L’Observatoire International des Avocats en danger (OIAD) s’alarme de l’intensification de la répression menée par les autorités turques à l’encontre des avocats.
Au cours de la semaine du 20 mars 2017, le Ministère Public turc a émis des mandats d’arrêt à l’encontre de plus de 80 avocats intervenant en défense de leurs clients accusés d’appartenir au mouvement Güleniste, lui-même désigné comme l’instigateur de la tentative de coup d’Etat de juillet 2016.
Parmi les 80 avocats visés par ces mandats d’arrêt, 38 ont d’ores et déjà été arrêtés et placés en détention au cours des jours suivants à travers toute la Turquie. D’après les informations dont dispose l’OIAD, ce sont donc 362 avocats qui sont à ce jour en détention en Turquie et 967 qui font l’objet de poursuites judiciaires. Parmi eux, on dénombre notamment les Présidents et anciens Présidents d’une dizaine de Barreaux de Turquie.
Depuis l’échec du coup d’Etat du 15 juillet 2016, le Gouvernement turc mène une purge sans précédent au sein de l’appareil d’Etat mais aussi au sein du système universitaire et judiciaire et contre les journalistes. Plus de 41 000 personnes ont ainsi été arrêtées au cours de ces 6 derniers mois et ce sont près de 135 000 personnes qui ont été suspendues ou démises de leur fonction.
Au-delà de ces arrestations arbitraires et de la torture pratiquée en détention selon de nombreux témoignages, et au-delà de ces poursuites menées sur le seul fondement de l’assimilation de l’avocat à la cause de son client - le pouvoir turc s’efforce par ailleurs d’affaiblir durablement l’indépendance de la profession par des mesures législatives inquiétantes.
Par un décret exécutif adopté le 22 novembre 2016, le Gouvernement a ordonné la fermeture de 370 organisations de la société civile turque, sous prétexte de leurs liens présumés avec des organisations terroristes. Parmi elles, de nombreuses organisations majeures d’avocats, œuvrant notamment dans le domaine des droits de l’Homme.

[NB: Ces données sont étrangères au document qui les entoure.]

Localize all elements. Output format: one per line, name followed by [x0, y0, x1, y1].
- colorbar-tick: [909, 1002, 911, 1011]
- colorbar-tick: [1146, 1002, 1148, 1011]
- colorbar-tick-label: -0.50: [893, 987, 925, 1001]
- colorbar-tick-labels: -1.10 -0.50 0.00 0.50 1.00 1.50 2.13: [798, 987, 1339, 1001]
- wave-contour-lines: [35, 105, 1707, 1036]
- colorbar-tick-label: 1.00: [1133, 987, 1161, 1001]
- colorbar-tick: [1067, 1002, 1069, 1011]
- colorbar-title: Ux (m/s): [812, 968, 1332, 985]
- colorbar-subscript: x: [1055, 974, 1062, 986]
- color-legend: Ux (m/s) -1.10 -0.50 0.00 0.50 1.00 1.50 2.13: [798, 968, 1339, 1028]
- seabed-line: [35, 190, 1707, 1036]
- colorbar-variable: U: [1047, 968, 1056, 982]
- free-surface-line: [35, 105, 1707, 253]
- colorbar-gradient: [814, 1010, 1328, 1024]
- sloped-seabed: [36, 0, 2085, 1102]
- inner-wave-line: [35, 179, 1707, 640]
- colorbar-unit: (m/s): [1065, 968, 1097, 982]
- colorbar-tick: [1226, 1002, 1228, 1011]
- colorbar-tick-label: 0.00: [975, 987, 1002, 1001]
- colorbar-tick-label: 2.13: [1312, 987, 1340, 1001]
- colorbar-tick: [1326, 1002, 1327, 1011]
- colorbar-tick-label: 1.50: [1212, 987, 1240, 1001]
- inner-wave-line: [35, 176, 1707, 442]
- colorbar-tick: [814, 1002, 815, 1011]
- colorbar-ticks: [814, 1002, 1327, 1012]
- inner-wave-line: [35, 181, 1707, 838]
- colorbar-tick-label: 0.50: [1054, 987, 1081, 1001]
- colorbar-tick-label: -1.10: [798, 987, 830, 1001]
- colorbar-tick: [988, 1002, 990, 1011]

Selon un autre décret publié le samedi 29 octobre 2016, les conversations échangées entre un avocat et son client accusé de « terrorisme » sont désormais enregistrées, la présence d’un gardien obligatoire lors de leurs entretiens, et les documents écrits échangés entre eux visés par les autorités. Et, si le juge l’estime nécessaire, les visites de l’avocat pourront être supprimées pendant six mois.
L’OIAD dénonce avec force cette répression massive qui touche les avocats mais aussi les magistrats, les journalistes, les universitaires et plus largement les fonctionnaires turcs. Dans cette perspective, il a saisi les autorités diplomatiques des pays d’origine de ses membres ainsi que les autorités européennes et internationales compétentes pour les appeler à faire preuve de fermeté face à cette dérive intolérable du pouvoir turc.

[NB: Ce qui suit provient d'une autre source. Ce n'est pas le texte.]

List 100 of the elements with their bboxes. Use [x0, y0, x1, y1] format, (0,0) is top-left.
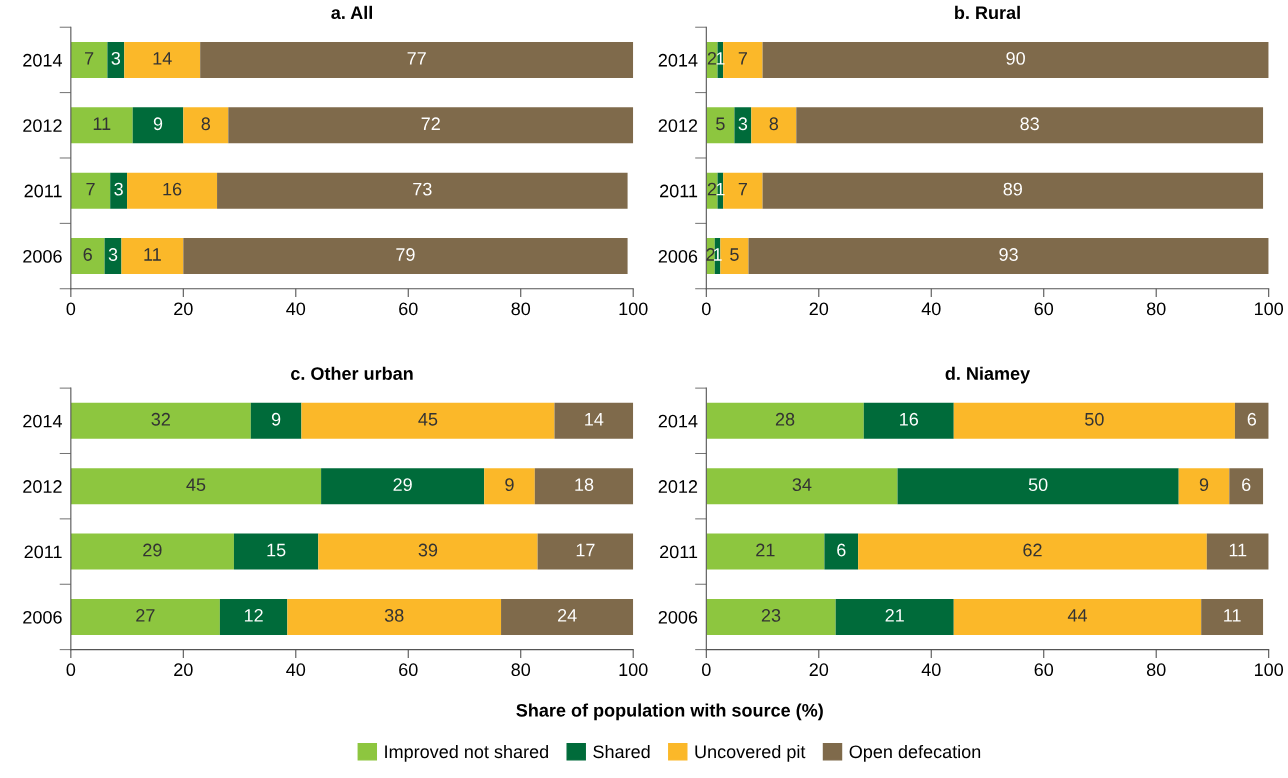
bar: [183, 238, 628, 275]
legend-label: Open defecation: [849, 744, 981, 762]
y-tick-label: 2006: [658, 249, 698, 263]
y-tick-label: 2012: [658, 119, 698, 133]
data-label: 72: [421, 117, 440, 130]
chart-title: b. Rural: [955, 5, 1020, 20]
data-label: 9: [153, 117, 163, 131]
data-label: 5: [730, 248, 739, 261]
x-tick-label: 20: [809, 663, 829, 677]
bar: [318, 533, 538, 570]
x-tick-label: 40: [921, 302, 941, 316]
y-tick-label: 2006: [23, 249, 62, 263]
y-tick-label: 2012: [658, 480, 698, 493]
y-tick-label: 2006: [23, 610, 62, 624]
data-label: 45: [418, 413, 438, 426]
chart-title: c. Other urban: [291, 366, 413, 380]
x-tick-label: 40: [286, 663, 306, 677]
data-label: 45: [186, 478, 206, 492]
x-tick-label: 60: [399, 663, 418, 677]
bar: [70, 238, 105, 275]
bar: [762, 172, 1264, 209]
data-label: 8: [201, 117, 211, 131]
data-label: 89: [1003, 182, 1022, 196]
data-label: 3: [111, 51, 121, 65]
x-tick-label: 20: [174, 302, 193, 316]
data-label: 12: [244, 609, 263, 622]
bar: [537, 533, 634, 570]
bar: [1234, 402, 1269, 439]
x-tick-label: 60: [1034, 663, 1054, 677]
y-tick-label: 2012: [23, 480, 62, 493]
bar: [132, 107, 184, 144]
bar: [484, 468, 535, 505]
bar: [127, 172, 218, 209]
bar: [1206, 533, 1269, 570]
x-tick-label: 0: [66, 302, 76, 316]
data-label: 3: [108, 248, 118, 261]
data-label: 3: [738, 117, 748, 131]
data-label: 16: [900, 412, 919, 426]
data-label: 14: [153, 52, 172, 65]
x-tick-label: 80: [511, 663, 531, 677]
legend-label: Uncovered pit: [695, 744, 806, 762]
data-label: 83: [1020, 117, 1039, 131]
x-tick-label: 80: [511, 302, 531, 316]
bar: [70, 172, 111, 209]
data-label: 11: [1229, 543, 1247, 557]
bar: [1201, 598, 1264, 635]
bar: [723, 172, 763, 209]
y-tick-label: 2011: [660, 184, 698, 198]
data-label: 14: [585, 413, 604, 426]
y-tick-label: 2012: [23, 119, 62, 133]
data-label: 24: [558, 609, 577, 622]
bar: [897, 468, 1179, 505]
data-label: 17: [576, 543, 595, 557]
bar: [1229, 468, 1264, 505]
bar: [1178, 468, 1230, 505]
data-label: 7: [738, 182, 747, 196]
data-label: 7: [85, 52, 94, 65]
x-tick-label: 100: [619, 663, 648, 677]
x-axis-title: Share of population with source (%): [516, 703, 823, 721]
bar: [250, 402, 302, 439]
data-label: 9: [271, 412, 281, 426]
data-label: 44: [1067, 609, 1087, 622]
y-tick-label: 2014: [658, 53, 698, 67]
x-tick-label: 100: [1255, 663, 1284, 677]
data-label: 29: [393, 478, 412, 492]
data-label: 90: [1006, 51, 1025, 65]
x-tick-label: 100: [1255, 302, 1284, 316]
data-label: 23: [761, 609, 781, 622]
bar: [321, 468, 485, 505]
y-tick-label: 2014: [23, 53, 62, 67]
bar: [706, 107, 735, 144]
y-tick-label: 2006: [658, 610, 698, 624]
y-tick-label: 2014: [658, 414, 698, 428]
bar: [858, 533, 1207, 570]
data-label: 21: [885, 609, 904, 622]
data-label: 93: [999, 248, 1018, 261]
bar: [124, 41, 201, 78]
legend-label: Improved not shared: [385, 744, 548, 762]
data-label: 3: [114, 182, 123, 196]
bar: [301, 402, 555, 439]
x-tick-label: 0: [702, 302, 711, 316]
bar: [70, 598, 220, 635]
bar: [200, 41, 634, 78]
data-label: 8: [769, 117, 779, 131]
data-label: 50: [1028, 478, 1048, 492]
bar: [287, 598, 502, 635]
data-label: 34: [792, 478, 812, 492]
bar: [70, 468, 322, 505]
x-tick-label: 60: [1034, 302, 1054, 316]
bar: [706, 533, 825, 570]
data-label: 18: [575, 478, 594, 492]
chart-title: a. All: [331, 5, 372, 20]
data-label: 11: [144, 248, 161, 261]
data-label: 9: [505, 478, 514, 492]
bar: [953, 598, 1202, 635]
y-tick-label: 2011: [24, 545, 62, 559]
x-tick-label: 100: [619, 302, 648, 316]
y-tick-label: 2014: [23, 414, 62, 428]
bar: [835, 598, 954, 635]
bar: [554, 402, 634, 439]
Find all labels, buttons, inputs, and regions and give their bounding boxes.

Il appelle les autorités turques à respecter la Convention européenne des droits de l’Homme dont l’Etat turc est partie ainsi que les Principes de base relatifs au rôle du barreau, adoptés par les Nations-Unis à la Havane en 1990 et notamment les articles 16 à 18 qui prévoient que :
- Les pouvoirs publics veillent à ce que les avocats a) puissent s'acquitter de toutes leurs fonctions professionnelles sans entrave, intimidation, harcèlement ni ingérence indue; b) puissent voyager et consulter leurs clients librement, dans le pays comme à l'étranger; et c) ne fassent pas l'objet, ni ne soient menacés de poursuites ou de sanctions économiques ou autres pour toutes mesures prises conformément à leurs obligations et normes professionnelles reconnues et à leur déontologie.
- Lorsque la sécurité des avocats est menacée dans l'exercice de leurs fonctions, ils doivent être protégés comme il convient par les autorités.
- Les avocats ne doivent pas être assimilés à leurs clients ou à la cause de leurs clients du fait de l'exercice de leurs fonctions.
L’OIAD appelle la communauté juridique internationale à demeurer mobilisée et à rappeler sans relâche aux autorités turques ses responsabilités et son devoir de préserver l’Etat de droit et les droits fondamentaux des personnes, y compris lorsqu’elles sont accusées d’actes de terrorisme.